Thursday, October 8, 2015

The Loneliness of the Long-Distance Writer

Reading a review today of a collection of writings and aphorisms by a French writer, Georges Perros, I came upon his definition of writing: "Writing is saying something to someone who's not there. Who'll never be there. Or if he's there, we'll be the ones who have gone away." The truth of this summary stopped me because it brings forward the essential loneliness of writing. The urge that we have to write is the urge to communicate but unlike conversation, writing is a communication which the writer can never be sure by whom, how or where it will be received. I reminds me that writing is like firing a gun and not knowing when it completes its trajectory. Sometimes when I read something and I am moved by it, I am also struck by how long this message has traveled before it reached me. After my mother died in 1997, my aunt continued to live in the house that they shared and nothing was disturbed.
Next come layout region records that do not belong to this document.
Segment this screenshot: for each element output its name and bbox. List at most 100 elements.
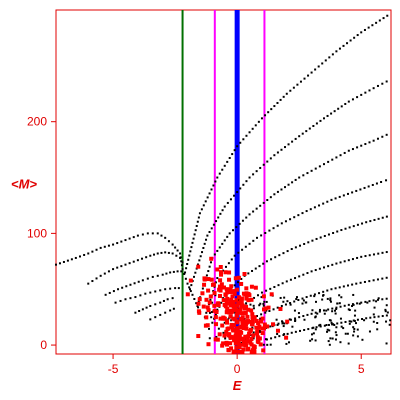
data-point <box>255 207 258 210</box>
data-point <box>190 284 193 287</box>
data-point <box>269 157 272 160</box>
data-point <box>306 272 309 275</box>
data-point <box>295 298 298 301</box>
data-point <box>218 288 223 293</box>
data-point <box>169 287 172 290</box>
data-point <box>356 302 359 305</box>
data-point <box>189 290 192 293</box>
data-point <box>321 298 324 301</box>
data-point <box>238 222 241 225</box>
data-point <box>224 287 229 292</box>
data-point <box>360 31 363 34</box>
data-point <box>241 336 246 341</box>
data-point <box>257 120 260 123</box>
data-point <box>202 282 207 287</box>
data-point <box>208 192 211 195</box>
data-point <box>240 303 245 308</box>
data-point <box>250 348 255 353</box>
data-point <box>284 303 287 306</box>
data-point <box>340 105 343 108</box>
data-point <box>280 222 283 225</box>
data-point <box>95 277 98 280</box>
data-point <box>209 277 214 282</box>
data-point <box>242 183 245 186</box>
data-point <box>181 261 184 264</box>
data-point <box>202 204 205 207</box>
data-point <box>326 289 329 292</box>
data-point <box>222 333 227 338</box>
data-point <box>256 294 259 297</box>
data-point <box>120 240 123 243</box>
data-point <box>286 250 289 253</box>
data-point <box>354 309 357 312</box>
data-point <box>112 268 115 271</box>
data-point <box>376 298 379 301</box>
data-point <box>318 308 321 311</box>
data-point <box>196 220 199 223</box>
data-point <box>373 218 376 221</box>
data-point <box>262 163 265 166</box>
data-point <box>350 320 353 323</box>
data-point <box>215 302 220 307</box>
data-point <box>233 194 236 197</box>
data-point <box>323 117 325 120</box>
data-point <box>290 248 293 251</box>
data-point <box>277 284 280 287</box>
data-point <box>385 320 388 323</box>
data-point <box>210 316 213 319</box>
data-point <box>353 314 356 317</box>
data-point <box>144 292 147 295</box>
data-point <box>275 328 280 333</box>
data-point <box>212 223 215 226</box>
data-point <box>330 112 333 115</box>
data-point <box>375 21 378 24</box>
data-point <box>298 176 301 179</box>
data-point <box>247 293 252 298</box>
data-point <box>329 337 332 340</box>
data-point <box>289 303 292 306</box>
data-point <box>274 336 277 339</box>
data-point <box>211 301 214 304</box>
data-point <box>292 86 295 89</box>
data-point <box>377 252 380 255</box>
data-point <box>385 276 388 279</box>
data-point <box>310 71 313 74</box>
data-point <box>197 300 200 303</box>
data-point <box>211 282 216 287</box>
data-point <box>233 284 236 287</box>
data-point <box>184 271 187 274</box>
data-point <box>323 309 325 312</box>
data-point <box>205 305 210 310</box>
data-point <box>206 308 211 313</box>
data-point <box>262 322 267 327</box>
data-point <box>294 277 297 280</box>
data-point <box>91 280 94 283</box>
data-point <box>329 297 332 300</box>
data-point <box>340 325 343 328</box>
data-point <box>376 84 379 87</box>
data-point <box>314 167 317 170</box>
data-point <box>228 341 233 346</box>
data-point <box>201 304 206 309</box>
data-point <box>222 269 225 272</box>
data-point <box>227 262 230 265</box>
data-point <box>218 316 223 321</box>
data-point <box>213 253 216 256</box>
data-point <box>129 297 132 300</box>
data-point <box>373 316 376 319</box>
data-point <box>327 160 330 163</box>
data-point <box>310 169 313 172</box>
data-point <box>363 186 366 189</box>
data-point <box>259 330 262 333</box>
data-point <box>134 311 137 314</box>
data-point <box>112 290 115 293</box>
data-point <box>208 265 211 268</box>
data-point <box>294 246 297 249</box>
data-point <box>212 303 217 308</box>
data-point <box>326 330 329 333</box>
data-point <box>275 318 278 321</box>
data-point <box>353 330 356 333</box>
data-point <box>377 297 380 300</box>
data-point <box>216 249 219 252</box>
data-point <box>164 251 167 254</box>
It was not until 2009 when I moved into that house that I came upon things left behind by my mother that shook me to the ground and made the grief at her loss sweep over me in waves of delayed understanding. I found a diary that she had kept in the late 80s and her well worn copy of the Imitation of Christ by Thomas a Kempis with her remarks and prayerful notes stuck in the dog-eared pages. I felt that these were like messages from her that had finally reached me. Some poets have also expressed their sense of their readers of the future. In a sense all of the work of Emily Dickinson was a love letter to the future readers since she did not publish her great poetry in her own lifetime. Keats also brings alive this longing of poets to reach their readers: This Living Hand - Poem by John Keats This living hand, now warm and capable Of earnest grasping, would, if it were cold And in the icy silence of the tomb, So haunt thy days and chill thy dreaming nights That thou wouldst wish thine own heart dry of blood So in my veins red life might stream again, And thou be conscience-calmed - see here it is - I hold it towards you. John Keats So writing is a kind of act of faith that somewhere, sometime, someone will read the words and finally grasp the hand that has been extended in the act of writing.